What do names mean as far as characters go? For me? Just about everything. Names personify people. It’s like the Jerry Seinfeld routine where he says if you name your kid ‘Jeeves’, you’re pretty much consigning him to a life as a butler. Based on your own relationships, experiences, and encounters, the moment a name is mentioned you’ll conjure up a preconception of the person attached to it. You might even think of certain characteristics that people with the same name share.

I have lots of rituals when it comes to naming my characters. To begin with, I’ll scribble a lowercase and UPPERCASE alphabet in a notebook. When I come up with a first name, I’ll scratch out the lowercase letter that name begins with. I’ll do the same for the surnames with the uppercase letters.

This is to ensure that, if possible, I don’t have characters whose names begin with the same letter. Hitting names that begin with the same letter can confuse readers. Well, that happens to me (as a reader). Hey, I thought Tom was married – why’s he kissing the neighbour? And then I backtrack and find that it was actually Ted, not Tom. Tom? Ted? At the start of reading a new book where you’re orienting yourself with the world and its inhabitants, that similarity can be confusing.

Years ago, I scoured the net and compiled lists of surnames, printed them up, and divided them by nationality through a couple of folders. While you can just as easily Google surnames now, it’s efficient to be able to open up a folder, go to the nationality I want, and pick a surname. Some of these surnames have meanings, or are derived from location. That’s also something to consider when picking the right surname.

As far as the first name goes (and while I could again just Google), I own a couple books of baby names. I like to read the meanings behind names, to see if it will have any special significance for the story. Some times there’s not. But other times I pick something for the meaning, which gives the character that added layer. Readers may never know it, but I know it’s there.

Sometimes, it’s just about feel. For Just Another Week in Suburbia, I wanted a name for the protagonist that was a little bit unusual, but without striking (i.e. memorable) connotations. ‘Gray’ was chosen as a surname because it wasn’t as strong as black or white, but something in the middle – something potentially bland. Nobody paints their house grey, or buys a grey car, or does anything in grey. And ‘Casper’? He was named after Casper the Friendly Ghost, because as a character that’s who he was – invisible and inoffensive within his own world.

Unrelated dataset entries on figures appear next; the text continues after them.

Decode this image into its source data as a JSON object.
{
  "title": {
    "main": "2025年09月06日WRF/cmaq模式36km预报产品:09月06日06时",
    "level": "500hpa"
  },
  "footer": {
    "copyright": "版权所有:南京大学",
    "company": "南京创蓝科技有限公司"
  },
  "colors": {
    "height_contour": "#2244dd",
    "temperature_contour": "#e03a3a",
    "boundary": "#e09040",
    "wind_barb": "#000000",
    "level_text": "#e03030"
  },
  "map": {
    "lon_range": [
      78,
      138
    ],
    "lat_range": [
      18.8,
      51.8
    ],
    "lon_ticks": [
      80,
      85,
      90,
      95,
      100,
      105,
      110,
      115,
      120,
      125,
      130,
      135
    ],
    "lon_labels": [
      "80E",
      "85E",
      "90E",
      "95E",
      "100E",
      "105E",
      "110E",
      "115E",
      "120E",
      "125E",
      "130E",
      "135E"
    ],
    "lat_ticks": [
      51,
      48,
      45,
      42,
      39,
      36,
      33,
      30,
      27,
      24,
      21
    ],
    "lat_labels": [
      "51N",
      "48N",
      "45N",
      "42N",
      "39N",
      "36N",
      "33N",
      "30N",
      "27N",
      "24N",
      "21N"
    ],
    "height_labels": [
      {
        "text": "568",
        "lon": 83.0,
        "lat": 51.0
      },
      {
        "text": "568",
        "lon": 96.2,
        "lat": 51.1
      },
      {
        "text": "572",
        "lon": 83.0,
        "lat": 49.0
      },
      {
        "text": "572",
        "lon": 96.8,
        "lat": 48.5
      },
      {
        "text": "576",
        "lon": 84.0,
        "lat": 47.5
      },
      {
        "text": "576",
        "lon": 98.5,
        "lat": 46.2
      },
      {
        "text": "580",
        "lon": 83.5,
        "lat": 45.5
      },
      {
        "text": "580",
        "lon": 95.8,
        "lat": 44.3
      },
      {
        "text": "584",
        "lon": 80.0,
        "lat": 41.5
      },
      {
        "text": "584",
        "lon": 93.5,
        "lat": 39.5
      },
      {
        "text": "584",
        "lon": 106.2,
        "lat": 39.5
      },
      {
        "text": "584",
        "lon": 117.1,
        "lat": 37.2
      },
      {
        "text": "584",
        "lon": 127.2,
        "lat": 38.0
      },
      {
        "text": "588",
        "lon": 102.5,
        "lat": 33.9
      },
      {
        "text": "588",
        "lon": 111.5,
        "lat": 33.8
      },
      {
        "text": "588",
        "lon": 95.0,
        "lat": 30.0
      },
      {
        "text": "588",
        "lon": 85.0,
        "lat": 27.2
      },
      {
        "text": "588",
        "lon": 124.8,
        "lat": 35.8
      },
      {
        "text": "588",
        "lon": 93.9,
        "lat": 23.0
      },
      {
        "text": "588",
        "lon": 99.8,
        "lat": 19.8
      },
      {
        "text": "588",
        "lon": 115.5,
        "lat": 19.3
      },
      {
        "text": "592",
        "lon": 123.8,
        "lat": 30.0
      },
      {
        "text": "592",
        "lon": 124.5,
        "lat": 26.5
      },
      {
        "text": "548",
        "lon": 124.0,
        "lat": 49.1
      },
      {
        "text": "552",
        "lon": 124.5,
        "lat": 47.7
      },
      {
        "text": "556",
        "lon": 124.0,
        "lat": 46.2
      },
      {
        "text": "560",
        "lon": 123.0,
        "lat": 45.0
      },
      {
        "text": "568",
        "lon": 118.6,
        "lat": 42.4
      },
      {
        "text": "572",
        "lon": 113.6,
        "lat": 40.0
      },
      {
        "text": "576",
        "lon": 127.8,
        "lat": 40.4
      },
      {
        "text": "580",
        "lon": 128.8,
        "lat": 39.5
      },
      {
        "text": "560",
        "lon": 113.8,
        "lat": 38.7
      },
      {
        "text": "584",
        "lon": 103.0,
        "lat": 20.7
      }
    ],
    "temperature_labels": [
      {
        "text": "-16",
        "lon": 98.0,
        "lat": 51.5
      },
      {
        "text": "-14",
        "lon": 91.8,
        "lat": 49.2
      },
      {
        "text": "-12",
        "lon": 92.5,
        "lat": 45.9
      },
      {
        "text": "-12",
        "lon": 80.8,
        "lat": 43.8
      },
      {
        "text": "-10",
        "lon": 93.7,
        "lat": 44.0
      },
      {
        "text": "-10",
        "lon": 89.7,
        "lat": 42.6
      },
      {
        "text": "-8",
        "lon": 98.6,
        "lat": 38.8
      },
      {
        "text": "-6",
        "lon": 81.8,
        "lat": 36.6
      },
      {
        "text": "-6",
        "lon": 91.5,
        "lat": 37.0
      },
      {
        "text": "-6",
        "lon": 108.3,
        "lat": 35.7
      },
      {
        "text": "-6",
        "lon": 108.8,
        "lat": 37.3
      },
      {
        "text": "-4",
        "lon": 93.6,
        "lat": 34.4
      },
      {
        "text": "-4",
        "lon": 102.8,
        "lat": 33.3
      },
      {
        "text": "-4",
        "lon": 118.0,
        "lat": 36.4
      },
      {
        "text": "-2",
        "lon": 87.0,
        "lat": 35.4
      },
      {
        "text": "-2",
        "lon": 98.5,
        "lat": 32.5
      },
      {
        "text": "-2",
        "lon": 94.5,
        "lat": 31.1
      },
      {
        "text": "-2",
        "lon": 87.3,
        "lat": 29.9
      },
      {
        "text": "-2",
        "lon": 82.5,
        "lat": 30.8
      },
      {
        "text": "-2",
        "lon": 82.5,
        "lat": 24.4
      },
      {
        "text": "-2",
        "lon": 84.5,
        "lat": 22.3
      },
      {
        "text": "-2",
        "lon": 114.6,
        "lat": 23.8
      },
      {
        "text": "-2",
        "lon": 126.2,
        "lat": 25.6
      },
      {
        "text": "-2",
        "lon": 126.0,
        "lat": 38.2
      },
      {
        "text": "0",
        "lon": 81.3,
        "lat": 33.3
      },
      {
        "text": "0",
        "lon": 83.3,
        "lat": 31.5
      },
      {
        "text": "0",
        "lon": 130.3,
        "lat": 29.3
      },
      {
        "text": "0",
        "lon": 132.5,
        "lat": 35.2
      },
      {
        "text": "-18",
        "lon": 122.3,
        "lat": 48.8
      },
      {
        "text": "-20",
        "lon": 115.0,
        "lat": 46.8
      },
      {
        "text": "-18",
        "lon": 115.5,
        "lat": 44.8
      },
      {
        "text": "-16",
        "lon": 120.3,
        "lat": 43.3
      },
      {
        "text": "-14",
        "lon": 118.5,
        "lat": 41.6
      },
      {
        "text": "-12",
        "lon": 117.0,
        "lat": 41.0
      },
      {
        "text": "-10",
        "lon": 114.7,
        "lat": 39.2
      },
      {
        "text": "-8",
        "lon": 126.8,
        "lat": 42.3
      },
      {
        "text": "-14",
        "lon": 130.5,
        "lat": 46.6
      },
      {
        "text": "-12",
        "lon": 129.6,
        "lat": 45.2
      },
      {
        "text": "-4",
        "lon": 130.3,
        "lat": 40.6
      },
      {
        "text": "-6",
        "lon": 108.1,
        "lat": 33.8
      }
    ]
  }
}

His wife actually started the book as ‘Melissa’. But as I wrote the early chapters, that just didn’t feel right. I didn’t picture her as a ‘Melissa’. So, through the powers of FIND & REPLACE she became ‘Jane’. Now that felt like who she was meant to be. The only problem was that one of Casper’s best friends was named ‘Dane’. It could’ve been idiosyncratic for Casper to have a ‘Jane’ and a ‘Dane’ in his life, both close to him, but I decided that it would become distracting. So ‘Dane’ became ‘Luke’.

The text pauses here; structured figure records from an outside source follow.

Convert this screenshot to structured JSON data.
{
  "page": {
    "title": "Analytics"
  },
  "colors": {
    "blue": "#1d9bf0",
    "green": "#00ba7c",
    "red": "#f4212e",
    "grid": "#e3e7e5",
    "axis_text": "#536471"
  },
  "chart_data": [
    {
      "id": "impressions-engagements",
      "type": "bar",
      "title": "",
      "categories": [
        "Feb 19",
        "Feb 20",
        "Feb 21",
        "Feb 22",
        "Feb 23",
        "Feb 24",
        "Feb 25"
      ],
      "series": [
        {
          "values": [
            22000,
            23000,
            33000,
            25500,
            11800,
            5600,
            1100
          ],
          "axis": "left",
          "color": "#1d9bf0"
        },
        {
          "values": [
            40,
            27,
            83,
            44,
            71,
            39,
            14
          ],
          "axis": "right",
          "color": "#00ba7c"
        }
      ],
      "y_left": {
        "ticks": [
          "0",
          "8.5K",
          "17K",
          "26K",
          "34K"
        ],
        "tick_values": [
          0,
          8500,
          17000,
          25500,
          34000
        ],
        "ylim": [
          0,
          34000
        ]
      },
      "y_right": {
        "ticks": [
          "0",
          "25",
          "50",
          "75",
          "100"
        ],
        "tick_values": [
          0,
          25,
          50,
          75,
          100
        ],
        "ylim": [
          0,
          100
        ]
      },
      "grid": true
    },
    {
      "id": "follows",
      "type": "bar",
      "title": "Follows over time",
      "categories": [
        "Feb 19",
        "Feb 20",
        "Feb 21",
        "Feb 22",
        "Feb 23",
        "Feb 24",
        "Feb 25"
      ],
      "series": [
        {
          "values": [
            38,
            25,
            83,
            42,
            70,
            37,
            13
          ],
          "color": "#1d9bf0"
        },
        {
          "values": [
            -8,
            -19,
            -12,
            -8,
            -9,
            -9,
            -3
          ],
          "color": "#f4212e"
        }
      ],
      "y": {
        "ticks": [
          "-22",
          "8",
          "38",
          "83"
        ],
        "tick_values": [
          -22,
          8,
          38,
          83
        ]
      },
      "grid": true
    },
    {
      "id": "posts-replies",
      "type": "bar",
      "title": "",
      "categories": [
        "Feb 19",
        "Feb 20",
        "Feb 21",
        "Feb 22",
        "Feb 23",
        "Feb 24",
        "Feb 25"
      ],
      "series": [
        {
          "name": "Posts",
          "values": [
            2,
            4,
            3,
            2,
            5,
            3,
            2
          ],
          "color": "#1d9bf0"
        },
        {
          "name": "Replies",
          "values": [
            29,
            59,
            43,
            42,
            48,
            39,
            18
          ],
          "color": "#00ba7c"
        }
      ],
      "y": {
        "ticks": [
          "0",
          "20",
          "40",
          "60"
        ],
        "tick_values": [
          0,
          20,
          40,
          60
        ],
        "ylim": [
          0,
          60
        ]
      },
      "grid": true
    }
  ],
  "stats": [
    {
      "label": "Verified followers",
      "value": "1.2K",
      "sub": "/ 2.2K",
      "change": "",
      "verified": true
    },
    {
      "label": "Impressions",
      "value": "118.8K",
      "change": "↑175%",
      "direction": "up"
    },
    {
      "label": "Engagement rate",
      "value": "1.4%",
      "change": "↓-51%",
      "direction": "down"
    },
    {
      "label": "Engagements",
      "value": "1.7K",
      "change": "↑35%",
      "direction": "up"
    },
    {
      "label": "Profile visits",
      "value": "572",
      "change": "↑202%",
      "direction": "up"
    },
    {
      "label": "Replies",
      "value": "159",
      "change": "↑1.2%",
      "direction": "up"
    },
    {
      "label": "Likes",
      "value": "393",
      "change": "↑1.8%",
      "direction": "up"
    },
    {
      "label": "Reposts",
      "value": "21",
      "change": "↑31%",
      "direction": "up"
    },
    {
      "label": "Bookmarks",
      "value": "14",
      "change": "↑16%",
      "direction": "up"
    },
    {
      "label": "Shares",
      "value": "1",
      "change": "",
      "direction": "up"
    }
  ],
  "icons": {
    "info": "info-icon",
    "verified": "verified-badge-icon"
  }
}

In August Falling the protagonist’s name is ‘August’, which (in Latin) bears the meaning of ‘majestic’ and ‘venerable’ – these are things that August isn’t. In fact, he’s the opposite. But I liked the irony of this character who had the majesty of this name, but was flawed, vulnerable, and doubting.

With the novel I’m currently writing, the character’s name is ‘Luke’ (yes, the Luke from Just Another Week in Suburbia). Although that was predetermined (thanks to Just Another Week in Suburbia), it felt right – a simple but strong name that feels like it belongs to somebody who could withstand a tremendous assault (without trying to give the story away).

My own name has been abbreviated to ‘Les Zig’ for simplicity. I would’ve liked something exotic for my first name, like ‘Lazaros’, but as a handle ‘Les Zig’ will do just fine.

Names – they’re simple things, but mean everything.